I would request that we do not consider this discussion of ethics as some
sort of test of Metaphysics of Quality (MoQ). I believe there is much to
MoQ besides ethics, -- first of all a metaphysics. And our discussion of
whether we can construct a coherent and plausible system of ethics on the
grounds of MoQ, here and now, can hardly be taken as a critical test of the
MoQ as such. Rather, it is part of an ongoing probing and development; --
as you say, the ethical dimension is related to the rest.
Struan continues:
>If the MoQ is naturalistic then it falls to the naturalistic fallacy as
>pointed out by G. Moore in his 'Principa Ethica' of 1903, namely that it is
>fallacious to define good in terms of a natural object. As with all the
>following, the authors can do a much better job of explanation than me and
>so I will not bore you here by repetition.
>
>The work of Isaiah Berlin is another 'hope,' again the primary source is
>better than my ramblings so I shall refrain.
>
>A. MacIntyre is probably the foremost ethicist of recent years and I
>challenge anyone reasonable to read his works and still subscribe to the
>MoQ. (Short History of Ethics, RKP, 1967 - After Virtue, Duckworth, 1981 -
>Whose Justice? Which Rationality?, Duckworth 1988)
Well, I had rather hoped you would bore me with a short summary of your
view. I find it difficult to discuss whether to wear my Quality trousers
today, if they are the only ones I have -- I would hate if I found them
not good enough to wear ;-)
Seriously, I hope you would be kind enough to indicate which sort of ground
you base your ethics on. I am not familiar with the latter two writers you
refer to, neither do I have any easy access to their works, and I am sure
some others on the Squad are in the same situation.

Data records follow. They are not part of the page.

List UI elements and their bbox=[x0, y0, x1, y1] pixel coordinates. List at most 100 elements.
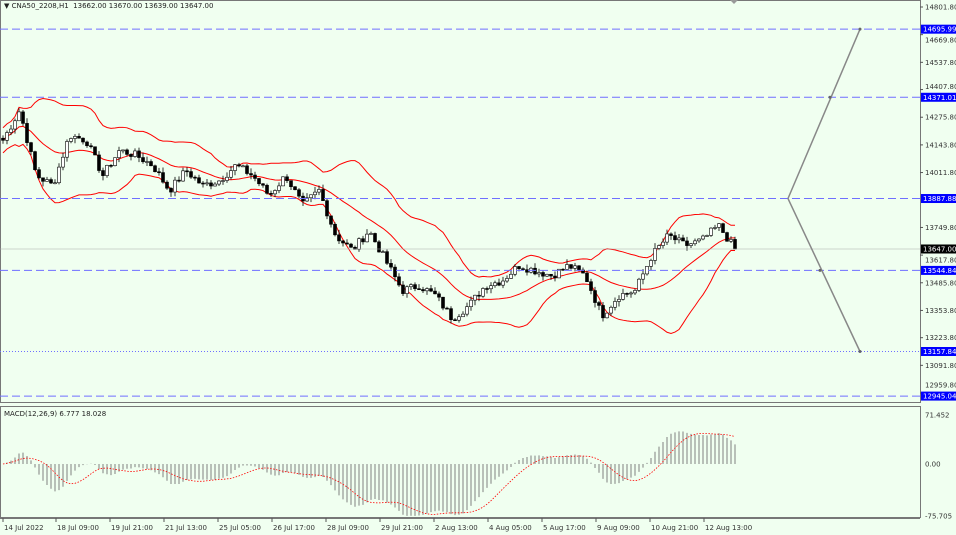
candle-body bbox=[125, 149, 129, 155]
candle-body bbox=[33, 151, 37, 171]
candle-body bbox=[25, 123, 29, 143]
candle-body bbox=[281, 176, 285, 187]
candle-body bbox=[361, 238, 365, 243]
candle-body bbox=[117, 150, 121, 159]
price-tick-label: 13353.80 bbox=[925, 307, 956, 315]
chart-shift-marker bbox=[730, 0, 738, 4]
candle-body bbox=[309, 194, 313, 199]
candles bbox=[1, 108, 737, 324]
candle-body bbox=[109, 164, 113, 167]
candle-body bbox=[453, 319, 457, 322]
candle-body bbox=[637, 278, 641, 291]
candle-body bbox=[341, 240, 345, 244]
time-tick-label: 26 Jul 17:00 bbox=[273, 524, 315, 532]
candle-body bbox=[461, 313, 465, 318]
macd-histogram bbox=[6, 431, 736, 516]
candle-body bbox=[217, 180, 221, 185]
candle-body bbox=[1, 137, 5, 141]
candle-body bbox=[205, 182, 209, 185]
candle-body bbox=[333, 223, 337, 236]
candle-body bbox=[133, 150, 137, 157]
candle-body bbox=[441, 296, 445, 309]
candle-body bbox=[261, 183, 265, 186]
candle-body bbox=[649, 260, 653, 267]
candle-body bbox=[69, 138, 73, 142]
candle-body bbox=[469, 299, 473, 307]
candle-body bbox=[653, 248, 657, 261]
candle-body bbox=[197, 177, 201, 184]
price-tick-label: 14537.80 bbox=[925, 59, 956, 67]
candle-body bbox=[65, 141, 69, 158]
candle-body bbox=[265, 184, 269, 194]
bollinger-lower bbox=[2, 143, 736, 334]
candle-body bbox=[713, 227, 717, 229]
candle-body bbox=[493, 282, 497, 286]
level-price-tag bbox=[921, 265, 956, 275]
candle-body bbox=[37, 169, 41, 179]
candle-body bbox=[725, 232, 729, 242]
candle-body bbox=[241, 165, 245, 168]
time-tick-label: 9 Aug 09:00 bbox=[597, 524, 640, 532]
candle-body bbox=[93, 146, 97, 156]
projection-end-marker bbox=[858, 27, 862, 31]
candle-body bbox=[497, 282, 501, 286]
candle-body bbox=[457, 316, 461, 321]
candle-body bbox=[121, 149, 125, 152]
ohlc-values: 13662.00 13670.00 13639.00 13647.00 bbox=[73, 2, 214, 10]
collapse-triangle-icon[interactable]: ▼ bbox=[4, 2, 10, 10]
projection-marker bbox=[818, 268, 822, 272]
candle-body bbox=[413, 284, 417, 289]
candle-body bbox=[313, 191, 317, 196]
candle-body bbox=[181, 170, 185, 182]
candle-body bbox=[13, 120, 17, 130]
candle-body bbox=[149, 161, 153, 167]
price-tick-label: 13749.80 bbox=[925, 224, 956, 232]
candle-body bbox=[517, 266, 521, 269]
candle-body bbox=[233, 164, 237, 171]
candle-body bbox=[629, 292, 633, 295]
candle-body bbox=[661, 241, 665, 246]
candle-body bbox=[437, 293, 441, 298]
price-tick-label: 13485.80 bbox=[925, 279, 956, 287]
level-price-tag bbox=[921, 92, 956, 102]
current-price-tag bbox=[921, 244, 956, 254]
candle-body bbox=[561, 268, 565, 271]
candle-body bbox=[501, 280, 505, 286]
candle-body bbox=[553, 275, 557, 279]
candle-body bbox=[161, 172, 165, 183]
candle-body bbox=[545, 273, 549, 277]
candle-body bbox=[321, 189, 325, 201]
price-tick-label: 14407.80 bbox=[925, 83, 956, 91]
level-price-label: 14695.99 bbox=[923, 26, 956, 34]
candle-body bbox=[601, 305, 605, 319]
macd-tick-label: 71.452 bbox=[925, 412, 950, 420]
candle-body bbox=[305, 197, 309, 202]
time-tick-label: 10 Aug 21:00 bbox=[651, 524, 698, 532]
candle-body bbox=[9, 128, 13, 133]
candle-body bbox=[57, 166, 61, 184]
candle-body bbox=[641, 273, 645, 280]
candle-body bbox=[357, 238, 361, 250]
price-tick-label: 13617.80 bbox=[925, 256, 956, 264]
candle-body bbox=[593, 290, 597, 303]
candle-body bbox=[113, 157, 117, 166]
time-tick-label: 19 Jul 21:00 bbox=[111, 524, 153, 532]
level-price-tag bbox=[921, 194, 956, 204]
candle-body bbox=[169, 187, 173, 193]
candle-body bbox=[685, 240, 689, 246]
candle-body bbox=[537, 272, 541, 275]
candle-body bbox=[349, 243, 353, 248]
candle-body bbox=[101, 170, 105, 176]
candle-body bbox=[77, 136, 81, 139]
candle-body bbox=[365, 233, 369, 243]
candle-body bbox=[633, 290, 637, 294]
candle-body bbox=[393, 266, 397, 278]
candle-body bbox=[609, 306, 613, 314]
candle-body bbox=[369, 233, 373, 235]
candle-body bbox=[85, 141, 89, 147]
candle-body bbox=[397, 276, 401, 286]
candle-body bbox=[49, 179, 53, 184]
candle-body bbox=[533, 267, 537, 275]
candle-body bbox=[485, 288, 489, 290]
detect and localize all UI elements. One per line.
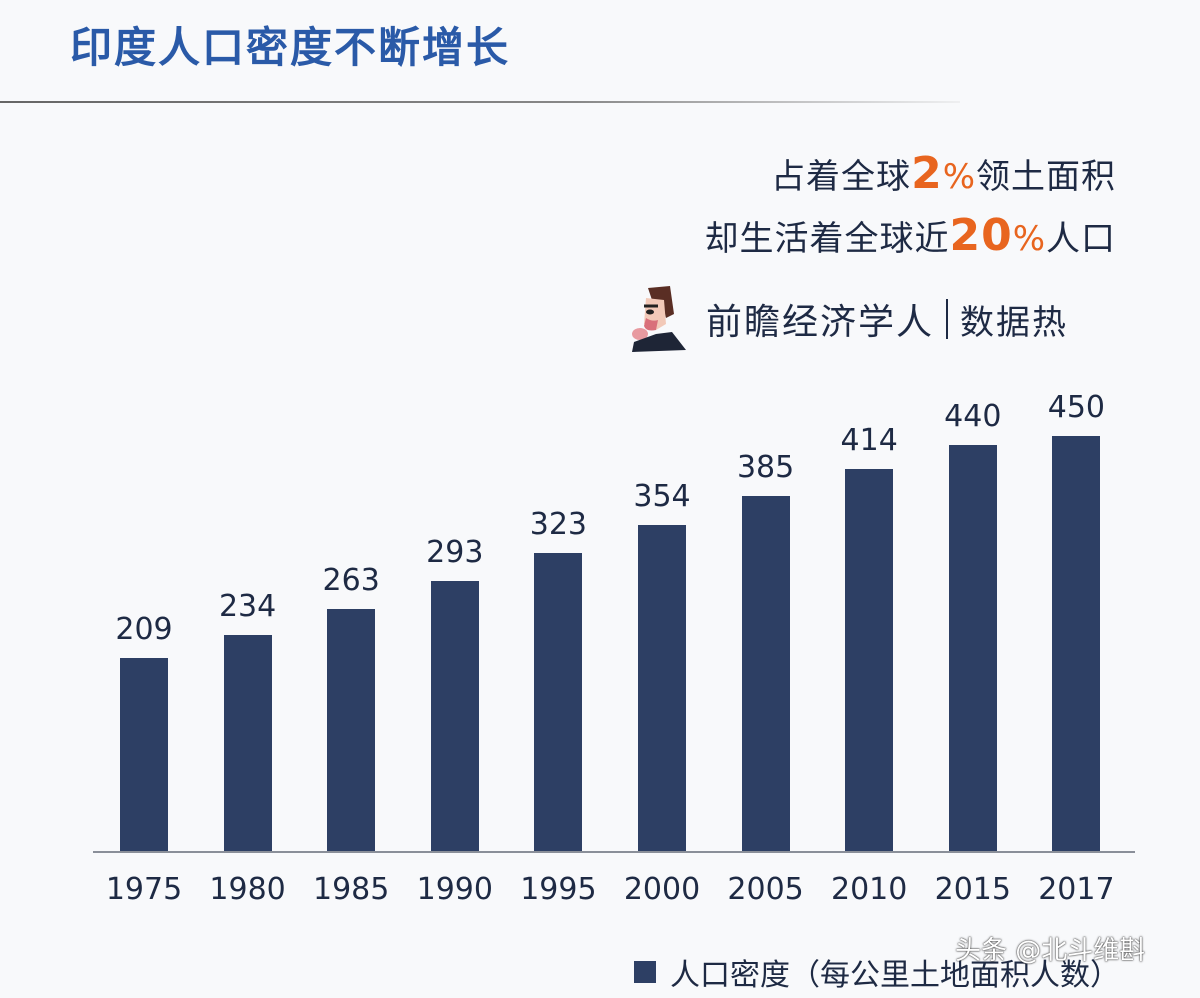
- cartoon-man-avatar-icon: [626, 284, 688, 354]
- x-tick-label: 1985: [313, 872, 390, 907]
- bar-1985: [327, 608, 376, 851]
- x-tick-label: 2010: [831, 872, 908, 907]
- data-label: 209: [115, 612, 173, 648]
- watermark: 头条 @北斗维斟: [955, 936, 1146, 966]
- x-tick-label: 2000: [623, 872, 701, 907]
- bar-1975: [120, 658, 168, 851]
- bar-1995: [534, 553, 583, 851]
- brand-name: 前瞻经济学人: [706, 302, 935, 343]
- x-tick-label: 1990: [416, 872, 493, 907]
- annotation-text: 却生活着全球近: [704, 219, 950, 259]
- x-tick-label: 1975: [105, 872, 183, 907]
- bar-2015: [948, 445, 997, 851]
- data-label: 414: [840, 423, 898, 459]
- x-tick-label: 1980: [209, 872, 286, 907]
- bar-2000: [638, 524, 686, 851]
- bar-1980: [223, 635, 272, 851]
- annotation-text: 占着全球: [771, 157, 912, 197]
- chart-legend: 人口密度（每公里土地面积人数）: [634, 950, 1120, 994]
- bar-2010: [845, 469, 894, 851]
- data-label: 450: [1047, 390, 1106, 426]
- x-tick-label: 2015: [934, 872, 1011, 907]
- highlight-number: 2: [911, 148, 943, 199]
- x-tick-label: 2017: [1038, 872, 1115, 907]
- highlight-number: 20: [949, 210, 1013, 261]
- highlight-percent: %: [1012, 219, 1046, 259]
- x-tick-label: 1995: [520, 872, 597, 907]
- annotation-population-share: 却生活着全球近20%人口: [704, 210, 1116, 261]
- x-tick-label: 2005: [727, 872, 804, 907]
- bar-1990: [430, 580, 479, 851]
- data-label: 234: [218, 589, 277, 625]
- data-label: 440: [944, 399, 1002, 435]
- highlight-percent: %: [942, 157, 976, 197]
- chart-title: 印度人口密度不断增长: [70, 23, 511, 72]
- title-divider: [0, 101, 960, 103]
- legend-label: 人口密度（每公里土地面积人数）: [670, 958, 1120, 993]
- bar-2017: [1052, 436, 1101, 851]
- data-label: 263: [322, 562, 380, 598]
- data-label: 293: [426, 534, 484, 570]
- data-label: 323: [529, 507, 588, 543]
- legend-swatch: [634, 961, 656, 983]
- x-axis-line: [93, 851, 1135, 853]
- brand-subtitle: 数据热: [960, 302, 1069, 343]
- brand-logo: 前瞻经济学人 数据热: [626, 284, 1068, 354]
- annotation-land-share: 占着全球2%领土面积: [771, 148, 1116, 199]
- data-label: 385: [736, 450, 795, 486]
- annotation-text: 人口: [1046, 219, 1116, 259]
- data-label: 354: [633, 478, 691, 514]
- bar-2005: [741, 496, 790, 851]
- annotation-text: 领土面积: [976, 157, 1116, 197]
- brand-separator: [946, 299, 949, 339]
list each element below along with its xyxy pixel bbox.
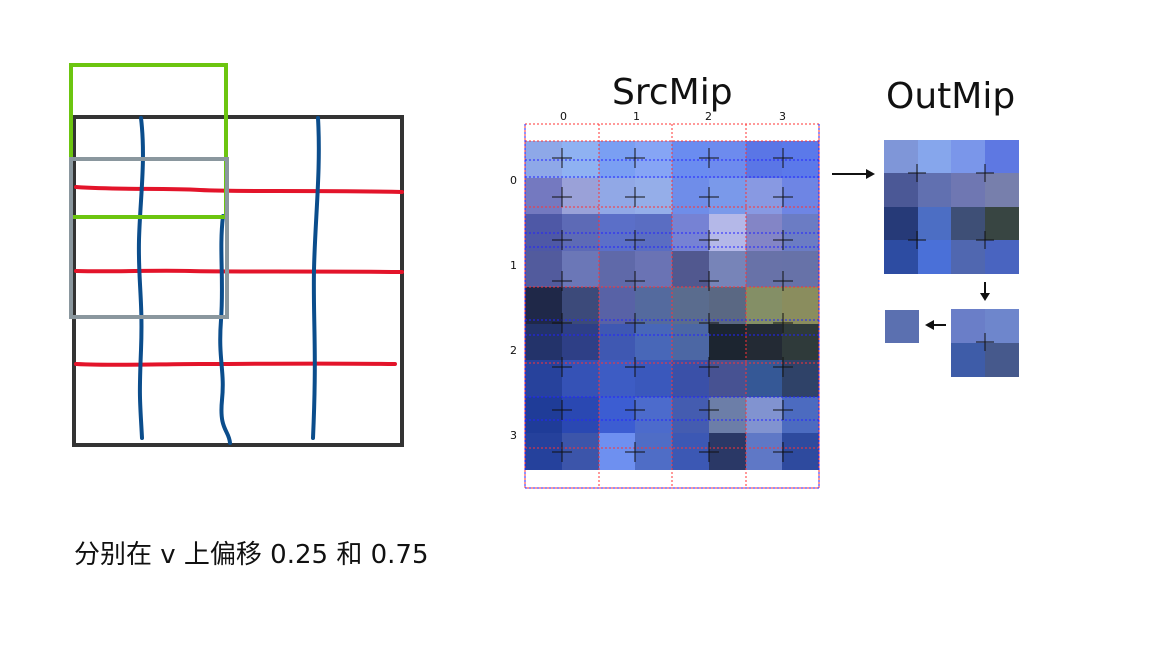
pixel-cell	[708, 177, 746, 215]
pixel-cell	[951, 173, 985, 208]
pixel-cell	[708, 323, 746, 361]
arrow-right-icon	[832, 169, 875, 179]
pixel-cell	[598, 287, 636, 325]
pixel-cell	[598, 323, 636, 361]
red-sample-line-1	[74, 185, 404, 194]
pixel-cell	[745, 396, 783, 434]
pixel-cell	[561, 214, 599, 252]
pixel-cell	[884, 206, 918, 241]
pixel-cell	[884, 173, 918, 208]
pixel-cell	[708, 396, 746, 434]
src-row-tick-1: 1	[510, 259, 517, 272]
red-sample-line-2	[74, 268, 404, 274]
pixel-cell	[745, 141, 783, 178]
pixel-cell	[782, 360, 820, 398]
pixel-cell	[917, 239, 952, 274]
pixel-cell	[984, 206, 1019, 241]
pixel-cell	[635, 177, 673, 215]
src-col-tick-3: 3	[779, 110, 786, 123]
src-col-tick-1: 1	[633, 110, 640, 123]
pixel-cell	[782, 177, 820, 215]
pixel-cell	[884, 239, 918, 274]
src-mip-grid	[525, 141, 820, 471]
blue-sample-line-3	[311, 116, 321, 440]
pixel-cell	[708, 287, 746, 325]
texture-frame	[72, 115, 404, 447]
pixel-cell	[672, 287, 709, 325]
pixel-cell	[525, 287, 562, 325]
pixel-cell	[635, 287, 673, 325]
pixel-cell	[745, 214, 783, 252]
pixel-cell	[951, 239, 985, 274]
pixel-cell	[951, 309, 985, 343]
pixel-cell	[782, 396, 820, 434]
arrow-down-icon	[980, 282, 990, 301]
pixel-cell	[951, 342, 985, 377]
out-mip-title: OutMip	[886, 76, 1016, 117]
pixel-cell	[525, 360, 562, 398]
pixel-cell	[525, 214, 562, 252]
pixel-cell	[984, 309, 1019, 343]
pixel-cell	[745, 323, 783, 361]
pixel-cell	[525, 323, 562, 361]
pixel-cell	[598, 396, 636, 434]
pixel-cell	[745, 177, 783, 215]
blue-sample-line-2	[218, 214, 232, 445]
pixel-cell	[561, 323, 599, 361]
src-row-tick-3: 3	[510, 429, 517, 442]
pixel-cell	[917, 140, 952, 174]
out-mip-next-level	[951, 309, 1019, 377]
pixel-cell	[635, 323, 673, 361]
pixel-cell	[951, 206, 985, 241]
pixel-cell	[984, 173, 1019, 208]
pixel-cell	[984, 140, 1019, 174]
pixel-cell	[782, 323, 820, 361]
red-sample-line-3	[74, 361, 397, 367]
pixel-cell	[672, 360, 709, 398]
pixel-cell	[525, 396, 562, 434]
pixel-cell	[561, 177, 599, 215]
pixel-cell	[672, 177, 709, 215]
src-row-tick-0: 0	[510, 174, 517, 187]
pixel-cell	[917, 206, 952, 241]
pixel-cell	[984, 342, 1019, 377]
arrow-left-icon	[925, 320, 946, 330]
out-mip-grid	[884, 140, 1019, 274]
pixel-cell	[884, 140, 918, 174]
src-row-tick-2: 2	[510, 344, 517, 357]
pixel-cell	[561, 396, 599, 434]
pixel-cell	[984, 239, 1019, 274]
pixel-cell	[917, 173, 952, 208]
pixel-cell	[561, 287, 599, 325]
blue-sample-line-1	[136, 116, 145, 440]
pixel-cell	[598, 360, 636, 398]
pixel-cell	[782, 287, 820, 325]
pixel-cell	[708, 360, 746, 398]
pixel-cell	[561, 141, 599, 178]
pixel-cell	[635, 360, 673, 398]
pixel-cell	[672, 396, 709, 434]
pixel-cell	[525, 177, 562, 215]
green-sample-box	[69, 63, 228, 219]
pixel-cell	[525, 141, 562, 178]
pixel-cell	[745, 287, 783, 325]
pixel-cell	[561, 360, 599, 398]
pixel-cell	[598, 177, 636, 215]
src-col-tick-0: 0	[560, 110, 567, 123]
gray-sample-box	[69, 157, 229, 319]
pixel-cell	[951, 140, 985, 174]
pixel-cell	[635, 396, 673, 434]
pixel-cell	[745, 360, 783, 398]
src-mip-title: SrcMip	[612, 72, 733, 113]
pixel-cell	[672, 323, 709, 361]
out-mip-final-pixel	[885, 310, 919, 343]
caption-text: 分别在 v 上偏移 0.25 和 0.75	[74, 540, 429, 570]
src-col-tick-2: 2	[705, 110, 712, 123]
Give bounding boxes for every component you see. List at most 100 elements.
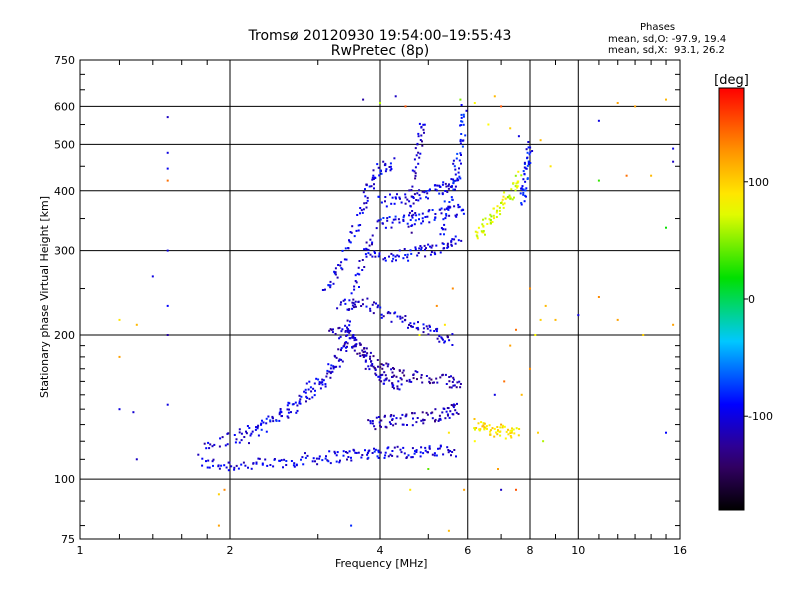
data-point xyxy=(421,144,424,147)
data-point xyxy=(450,404,453,406)
data-point xyxy=(451,333,454,336)
data-point xyxy=(305,382,308,385)
data-point xyxy=(391,454,394,457)
data-point xyxy=(420,126,423,129)
data-point xyxy=(426,327,429,330)
data-point xyxy=(351,304,354,307)
data-point xyxy=(429,325,431,328)
data-point xyxy=(411,216,414,219)
data-point xyxy=(335,454,338,457)
data-point xyxy=(365,255,368,258)
data-point xyxy=(352,345,355,348)
data-point xyxy=(243,436,246,438)
data-point xyxy=(456,177,459,180)
data-point xyxy=(365,202,368,204)
data-point xyxy=(341,249,344,252)
data-point xyxy=(358,273,361,276)
data-point xyxy=(488,218,491,221)
data-point xyxy=(414,177,417,180)
data-point xyxy=(350,524,353,527)
data-point xyxy=(444,340,446,343)
data-point xyxy=(404,318,407,321)
data-point xyxy=(240,439,243,442)
data-point xyxy=(224,444,227,447)
data-point xyxy=(446,191,449,193)
data-point xyxy=(436,184,439,187)
data-point xyxy=(507,428,509,431)
data-point xyxy=(340,267,343,270)
data-point xyxy=(320,381,322,384)
data-point xyxy=(524,167,527,170)
data-point xyxy=(226,443,229,446)
data-point xyxy=(406,256,409,259)
data-point xyxy=(386,217,389,220)
data-point xyxy=(366,248,369,251)
data-point xyxy=(449,185,452,188)
data-point xyxy=(441,374,444,377)
data-point xyxy=(332,328,334,331)
data-point xyxy=(392,218,395,221)
data-point xyxy=(329,280,332,283)
data-point xyxy=(197,453,200,456)
data-point xyxy=(344,324,347,327)
data-point xyxy=(375,227,378,230)
data-point xyxy=(354,451,357,454)
data-point xyxy=(409,205,412,208)
data-point xyxy=(337,359,340,362)
data-point xyxy=(457,171,460,174)
data-point xyxy=(389,169,392,172)
data-point xyxy=(373,250,376,253)
data-point xyxy=(418,218,420,221)
data-point xyxy=(374,448,377,451)
data-point xyxy=(475,234,478,237)
data-point xyxy=(370,364,373,367)
data-point xyxy=(529,151,532,154)
data-point xyxy=(438,447,441,450)
data-point xyxy=(414,219,417,222)
data-point xyxy=(376,306,379,309)
data-point xyxy=(362,351,365,354)
data-point xyxy=(434,420,436,423)
data-point xyxy=(321,378,324,381)
data-point xyxy=(353,288,356,291)
data-point xyxy=(527,161,530,164)
data-point xyxy=(496,430,499,433)
data-point xyxy=(434,188,437,191)
data-point xyxy=(348,239,350,242)
data-point xyxy=(416,417,419,419)
data-point xyxy=(440,227,443,229)
data-point xyxy=(510,188,513,191)
data-point xyxy=(424,216,427,218)
data-point xyxy=(373,425,376,428)
data-point xyxy=(337,327,340,330)
data-point xyxy=(372,365,375,368)
data-point xyxy=(335,460,338,463)
data-point xyxy=(308,397,311,400)
data-point xyxy=(369,238,372,241)
data-point xyxy=(398,249,401,252)
data-point xyxy=(383,379,386,382)
data-point xyxy=(350,231,353,234)
data-point xyxy=(344,302,347,305)
data-point xyxy=(520,187,523,190)
data-point xyxy=(346,330,349,333)
data-point xyxy=(212,458,215,461)
data-point xyxy=(417,135,420,138)
data-point xyxy=(422,323,425,326)
data-point xyxy=(446,246,449,249)
data-point xyxy=(381,222,384,225)
data-point xyxy=(452,159,455,162)
data-point xyxy=(397,218,400,221)
data-point xyxy=(391,450,394,452)
data-point xyxy=(416,192,419,195)
data-point xyxy=(293,465,296,468)
data-point xyxy=(368,449,371,452)
data-point xyxy=(410,380,413,383)
data-point xyxy=(410,195,413,198)
data-point xyxy=(415,214,418,217)
data-point xyxy=(340,301,342,304)
data-point xyxy=(340,358,343,361)
data-point xyxy=(378,174,381,177)
data-point xyxy=(359,355,362,357)
data-point xyxy=(358,260,361,262)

On the question of naturalism. Naturalism is a dangerous concept to use,
and I must take the responsibility for bringing it up. Naturalism has been
used in different ways through history, in concordance with the development
of natural science. The way I use naturalism takes the fallible nature of
our theories of the world into consideration, (only) stating that there is
some connection between how the world is and what we ought to do, between
the true and the good. In this perspective MoQ is a radical form of
naturalism, stating that the true is (but) a kind of good.
Moore said that any philosophy which seeks to define good (for instance the
idea that the established natural science can decide on what is good)
commits the naturalistic fallacy. Taking of, I believe in Humes questioning
of how any propositions on what ought to be (values) can be deduced from
propositions on what is (facts). Moore did not consider good the kind of
property which could be decided upon through experience (e.g. science).
Later on the naturalistic fallacy has been taken (e.g. by R.M. Hare I
believe) to be the confusion of the distinction between the description and
the evaluation of a thing.
Pirsig takes the opposite route of Moore and Hare, he says that value is
basic in experience, that the distinction between description and
evaluation is a secondary distinction. In a way we might say that Pirsig
agrees with Moore that the good cannot be defined by way of a descriptive
theory, because the good is primary to any description, primary to the
distinction between knower and known. Pirsig agrees with Moore that the
good is not a kind of property which can be found by way of observation;
the good is not something inherent in objects. But Pirsig furthermore says
that the good is not something imposed by (the emotion of) the observer.
The good is primary to the distinction between subject and object, this
observation, which comes from the basis of Pirsig's metaphysics, makes for
the view of ethics entailed by MoQ.
We might consider Pirsigs philosophy a resolution of an ethical paradox, as
coined in Moores naturalistic fallacy:
"If there is no path from what is, to what ought to be, no path from the
true to the good, then where the h... does good come from?"